"Wir werden einander verzeihen müssen.“ Dieser Satz von Gesundheitsminister Jens Spahn (CDU) wird immer wieder zitiert, wenn es um die Corona-Politik der Bundesregierung geht. Angesichts des Chaos, das Bund und Länder seit mehr als einem Jahr verursacht haben, müssten sich Ressort- und Länderchefs quasi täglich bei den Bürgern entschuldigen. Für nicht eingehaltene Zusagen und schlecht verhandelte Verträge, für Maskendeals und unverständliche Lockdown-Pläne. Für das ewige Hinterherhinken hinter den lebenspraktischen Herausforderungen.
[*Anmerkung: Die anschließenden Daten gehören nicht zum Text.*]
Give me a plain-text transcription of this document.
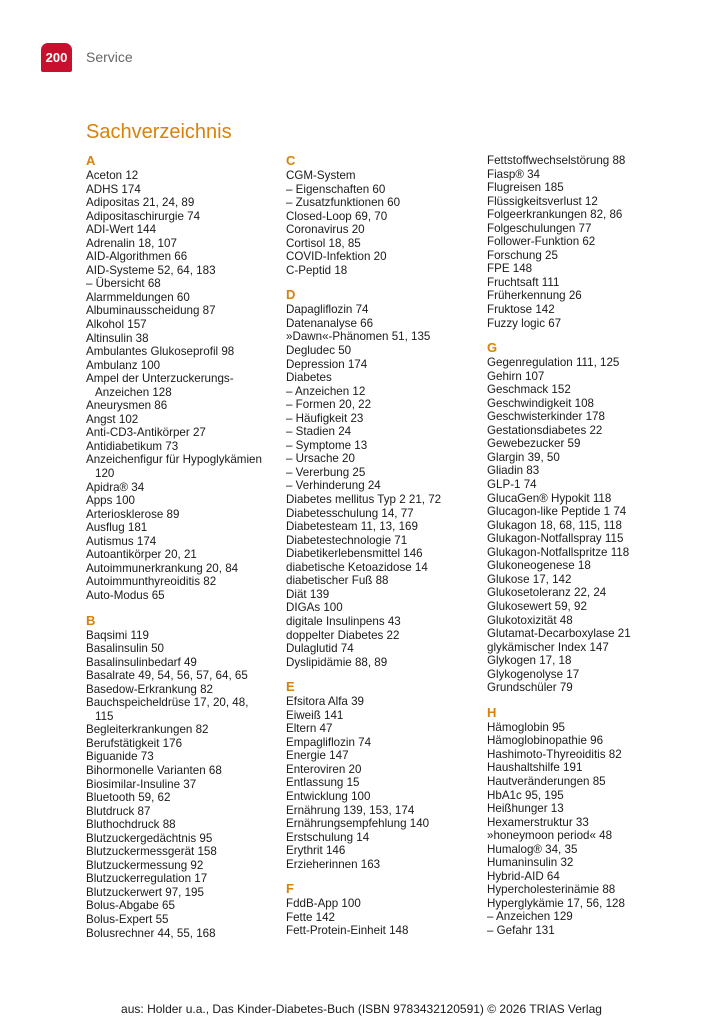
200	Service
Sachverzeichnis
A
Aceton 12
ADHS 174
Adipositas 21, 24, 89
Adipositaschirurgie 74
ADI-Wert 144
Adrenalin 18, 107
AID-Algorithmen 66
AID-Systeme 52, 64, 183
– Übersicht 68
Alarmmeldungen 60
Albuminausscheidung 87
Alkohol 157
Altinsulin 38
Ambulantes Glukoseprofil 98
Ambulanz 100
Ampel der Unterzuckerungs-
Anzeichen 128
Aneurysmen 86
Angst 102
Anti-CD3-Antikörper 27
Antidiabetikum 73
Anzeichenfigur für Hypoglykämien
120
Apidra® 34
Apps 100
Arteriosklerose 89
Ausflug 181
Autismus 174
Autoantikörper 20, 21
Autoimmunerkrankung 20, 84
Autoimmunthyreoiditis 82
Auto-Modus 65
B
Baqsimi 119
Basalinsulin 50
Basalinsulinbedarf 49
Basalrate 49, 54, 56, 57, 64, 65
Basedow-Erkrankung 82
Bauchspeicheldrüse 17, 20, 48,
115
Begleiterkrankungen 82
Berufstätigkeit 176
Biguanide 73
Bihormonelle Varianten 68
Biosimilar-Insuline 37
Bluetooth 59, 62
Blutdruck 87
Bluthochdruck 88
Blutzuckergedächtnis 95
Blutzuckermessgerät 158
Blutzuckermessung 92
Blutzuckerregulation 17
Blutzuckerwert 97, 195
Bolus-Abgabe 65
Bolus-Expert 55
Bolusrechner 44, 55, 168
C
CGM-System
– Eigenschaften 60
– Zusatzfunktionen 60
Closed-Loop 69, 70
Coronavirus 20
Cortisol 18, 85
COVID-Infektion 20
C-Peptid 18
D
Dapagliflozin 74
Datenanalyse 66
»Dawn«-Phänomen 51, 135
Degludec 50
Depression 174
Diabetes
– Anzeichen 12
– Formen 20, 22
– Häufigkeit 23
– Stadien 24
– Symptome 13
– Ursache 20
– Vererbung 25
– Verhinderung 24
Diabetes mellitus Typ 2 21, 72
Diabetesschulung 14, 77
Diabetesteam 11, 13, 169
Diabetestechnologie 71
Diabetikerlebensmittel 146
diabetische Ketoazidose 14
diabetischer Fuß 88
Diät 139
DIGAs 100
digitale Insulinpens 43
doppelter Diabetes 22
Dulaglutid 74
Dyslipidämie 88, 89
E
Efsitora Alfa 39
Eiweiß 141
Eltern 47
Empagliflozin 74
Energie 147
Enteroviren 20
Entlassung 15
Entwicklung 100
Ernährung 139, 153, 174
Ernährungsempfehlung 140
Erstschulung 14
Erythrit 146
Erzieherinnen 163
F
FddB-App 100
Fette 142
Fett-Protein-Einheit 148
Fettstoffwechselstörung 88
Fiasp® 34
Flugreisen 185
Flüssigkeitsverlust 12
Folgeerkrankungen 82, 86
Folgeschulungen 77
Follower-Funktion 62
Forschung 25
FPE 148
Fruchtsaft 111
Früherkennung 26
Fruktose 142
Fuzzy logic 67
G
Gegenregulation 111, 125
Gehirn 107
Geschmack 152
Geschwindigkeit 108
Geschwisterkinder 178
Gestationsdiabetes 22
Gewebezucker 59
Glargin 39, 50
Gliadin 83
GLP-1 74
GlucaGen® Hypokit 118
Glucagon-like Peptide 1 74
Glukagon 18, 68, 115, 118
Glukagon-Notfallspray 115
Glukagon-Notfallspritze 118
Glukoneogenese 18
Glukose 17, 142
Glukosetoleranz 22, 24
Glukosewert 59, 92
Glukotoxizität 48
Glutamat-Decarboxylase 21
glykämischer Index 147
Glykogen 17, 18
Glykogenolyse 17
Grundschüler 79
H
Hämoglobin 95
Hämoglobinopathie 96
Hashimoto-Thyreoiditis 82
Haushaltshilfe 191
Hautveränderungen 85
HbA1c 95, 195
Heißhunger 13
Hexamerstruktur 33
»honeymoon period« 48
Humalog® 34, 35
Humaninsulin 32
Hybrid-AID 64
Hypercholesterinämie 88
Hyperglykämie 17, 56, 128
– Anzeichen 129
– Gefahr 131
aus: Holder u.a., Das Kinder-Diabetes-Buch (ISBN 9783432120591) © 2026 TRIAS Verlag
Dass die politischen Vertreter nach mehr als einem Jahr der Pandemie selbst vor der aktuellen Ministerpräsidentenkonferenz mit jeweils neuen und anderen Vorschlägen zur Impfpriorisierung oder den Rechten für vollständig Geimpfte um die Ecke kamen, ist frustrierend. Zwar haben sich an diesem Montag Bund und Länder darauf geeinigt, die Rechte von Geimpften regeln zu wollen. Das Ganze war aber vorab flankiert von wahltaktischen Manövern.
Während Bayerns Ministerpräsident Markus Söder (CSU) generös forderte, die eng mit dem Deutschen Ethikrat abgestimmte Impfpriorisierung aufzuheben, wünschte sich sein Konkurrent Armin Laschet (CDU) die Gleichstellung von Geimpften und Genesenen. Thüringens Ministerpräsident Bodo Ramelow (Linke) wiederum forderte die Gleichstellung sowohl von Genesenen und Geimpften wie von Getesteten. Für die öffentliche Darstellung eigener politischer Tatkraft packt jeder gerne noch eine Schippe obendrauf.
Tatsächlich jedoch geht es im Kampf gegen Corona um Orientierung und Organisation, um gute Vorbereitung. Also um Arbeit, die beizeiten von den Verwaltungen beim Bund und in den Ländern erwartet werden darf. Vor allem jedoch geht es um Lösungen. Wenn vor jedem dieser Treffen die Teilnehmer so tun, als hörten sie von der Problemstellung zum ersten Mal, leidet das ohnehin arg angekratzte Vertrauen der Bürger weiter. Letztlich geht es um gesellschaftlichen Frieden. Die Bundesregierung und die Ministerpräsidenten sind gut beraten, sich zeitnah auf ein gemeinsames Regelwerk zu einigen.